As the postmistress will confirm, Shed enjoys a quick delve every now and then. He likes to believe that his investigations into past examples of SOTW-featured cars give us a clue as to how long the one he’s writing about now might last. Of course in reality they do no such thing but he’s getting on a bit so let’s humour him.

There have been a couple of vRS Octavias on here in the last 18 months. The most recent was another Race Blue car, a 116,000-mile five-door hatch from late 2008 that was whipped off the shelves before Shed’s posted-in copy managed to get online in February of this year. It’s too early to know that particular car’s fate as its MOT doesn’t run out until December, but the black five-door hatch Shed from late 2023 is another story.
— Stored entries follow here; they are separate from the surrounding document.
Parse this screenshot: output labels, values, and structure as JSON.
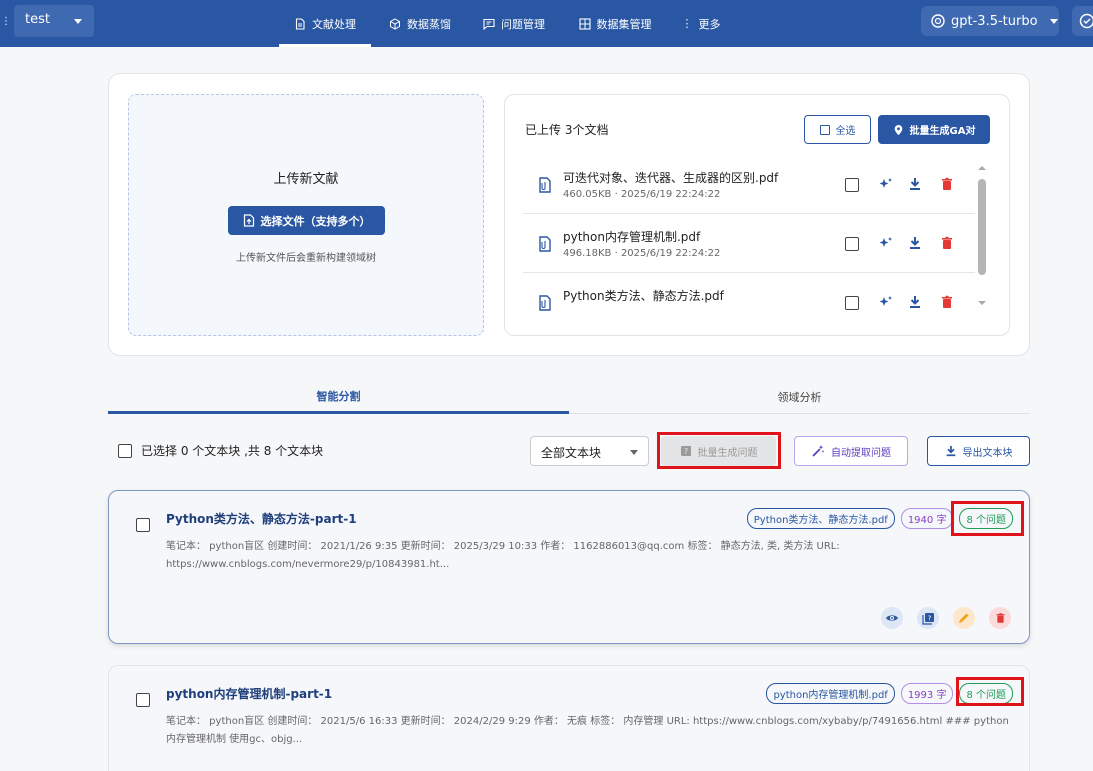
{
  "header": {
    "project": "test",
    "nav": [
      {
        "label": "文献处理",
        "icon": "document-icon",
        "active": true
      },
      {
        "label": "数据蒸馏",
        "icon": "cube-icon",
        "active": false
      },
      {
        "label": "问题管理",
        "icon": "chat-icon",
        "active": false
      },
      {
        "label": "数据集管理",
        "icon": "dataset-grid-icon",
        "active": false
      },
      {
        "label": "更多",
        "icon": "more-vert-icon",
        "active": false
      }
    ],
    "model": "gpt-3.5-turbo"
  },
  "upload": {
    "title": "上传新文献",
    "button": "选择文件（支持多个）",
    "hint": "上传新文件后会重新构建领域树"
  },
  "files": {
    "header": "已上传 3个文档",
    "select_all": "全选",
    "batch_generate": "批量生成GA对",
    "items": [
      {
        "name": "可迭代对象、迭代器、生成器的区别.pdf",
        "meta": "460.05KB · 2025/6/19 22:24:22"
      },
      {
        "name": "python内存管理机制.pdf",
        "meta": "496.18KB · 2025/6/19 22:24:22"
      },
      {
        "name": "Python类方法、静态方法.pdf",
        "meta": ""
      }
    ]
  },
  "tabs": {
    "split": "智能分割",
    "domain": "领域分析"
  },
  "toolbar": {
    "selection": "已选择 0 个文本块 ,共 8 个文本块",
    "filter": "全部文本块",
    "batch_questions": "批量生成问题",
    "auto_extract": "自动提取问题",
    "export": "导出文本块"
  },
  "chunks": [
    {
      "title": "Python类方法、静态方法-part-1",
      "source": "Python类方法、静态方法.pdf",
      "length": "1940 字",
      "questions": "8 个问题",
      "meta": "笔记本： python盲区 创建时间： 2021/1/26 9:35 更新时间： 2025/3/29 10:33 作者： 1162886013@qq.com 标签： 静态方法, 类, 类方法 URL: https://www.cnblogs.com/nevermore29/p/10843981.ht..."
    },
    {
      "title": "python内存管理机制-part-1",
      "source": "python内存管理机制.pdf",
      "length": "1993 字",
      "questions": "8 个问题",
      "meta": "笔记本： python盲区 创建时间： 2021/5/6 16:33 更新时间： 2024/2/29 9:29 作者： 无痕 标签： 内存管理 URL: https://www.cnblogs.com/xybaby/p/7491656.html ### python内存管理机制 使用gc、objg..."
    }
  ],
  "colors": {
    "primary": "#2a57a3",
    "danger": "#e53935",
    "highlight": "#e0121a",
    "success": "#1e9e57"
  }
}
That was another handsome specimen even with the 155,000 miles that would have been on the clock at around the time of Shed’s write-up. A couple of months after that it was given a clean MOT pass after an initial fail for one over-tired tyre.
Sadly that was to be its last test. Who knows what happened there, but it’s not the first time this sort of thing has happened where apparently solid high-performance SOTW cars disappear off our roads within a year of them being picked up for buttons. Could it be that people stop valuing nice things when they’re cheap?
A few years back Shed had an open day where you could pitch up at his workshop and have any fault fixed for free. He thought it would create lots more business going forward, but he never did it again because none of those new customers ever came back, which he thought was very ungrateful. The local plod thought there might have been some connection between the zero customer return rate and the mysterious disappearance of some hard to get parts from many of these cars, or perhaps with the fact that none of them were ever seen again in a functioning state, but thanks to some interesting inside info on that bobby that Shed was given by the postmistress no cases were ever brought.